Eswatini's electricity is mainly supplied by the Eswatini Electricity Company (EEC) established in terms of the Eswatini Electricity Company Act, 2007 (Act No. 1 of 2007). The EEC operates under a set of licenses issued by the Authority.

The electricity sector is dominated by the EEC undertaking power generation, importation, transmission, distribution and supply. The EEC owns and operates above 70MW (installed capacity) of power generation stations, amongst which is a 10MW solar PV plant. It also owns and operates a 35kW off-grid solar PV-battery mini-grid that supplies 22 households for pilot purposes. Other key players include co-generators from the sugar industry namely Ubombo Sugar Limited (USL) and the Royal Eswatini Sugar Corporation (RESCorp) with installed capacities of 41.5 MW and 65.5MW, respectively. The USL exports some of the generated electricity to the national grid.

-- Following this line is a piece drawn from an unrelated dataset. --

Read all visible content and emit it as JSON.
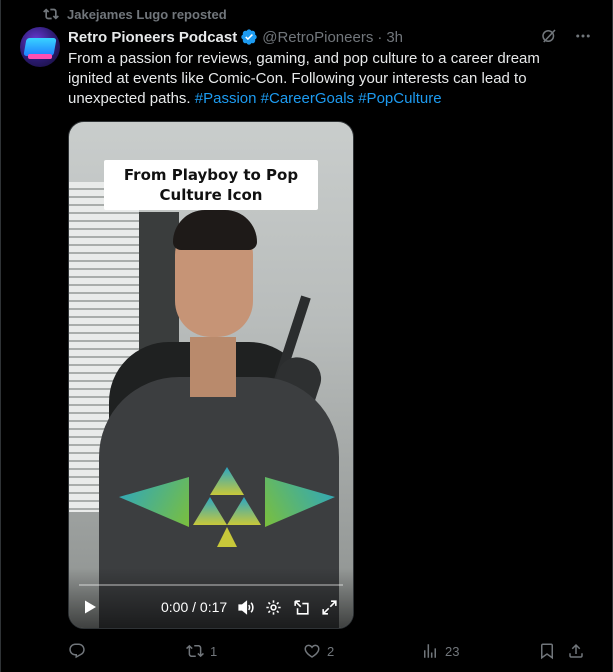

The sector has also seen an exponential uptake of small-scale embedded generation, predominantly from solar PV mainly for own consumption. In this regard, the Authority has issued licenses and exemptions for a total above 21MW.

The electricity industry structure and its envisaged transition as per the Eswatini Independent Power Producer Policy is as shown below:

electricity generation in Eswatini


System Maximum Demand Recorded: 233MW 2021/22

Highest Maximum Demand Recorded: 245MW 2019/20

Installed Capacity

Eswatini Electricity Company (EEC)  
     Hydro - 60.5 MW
     Solar PV – 10 MW

Ubombo Sugar Limited (USL)
      Thermal – 40.5 MW
      Hydro – 1 MW

Royal Eswatini Sugar Corporation (RSSC)
     Thermal – 65.5 MW

Wundersight Investments
      Solar PV – 0.1 MW

Small Scale Embedded Generation
      Predominantly Solar PV – 17.4 MW

Energy profile 2021/22
     Local Generation – 624.4 GMh
     Imported Power – 901.5 GWh
     Energy Sent Out – 1527 GWh

Electricity Access (2021/22)
     National Electrification Rate – 85%

Eswatini electrification rate of  (85%)

The electricity supply industry in Eswatini has undergone changes both from a policy and regulatory point of view. Issues such as the changing global trends towards liberalised energy markets; security of supply; achieving efficiencies; affordability; and access to electricity, amongst others, have introduced a change in the policy trajectory with regards to how Eswatini as a nation views electricity supply.

Overall, the electricity supply industry in Eswatini can be broadly defined as an industry in transition, informed both by policy imperatives and regulatory reform.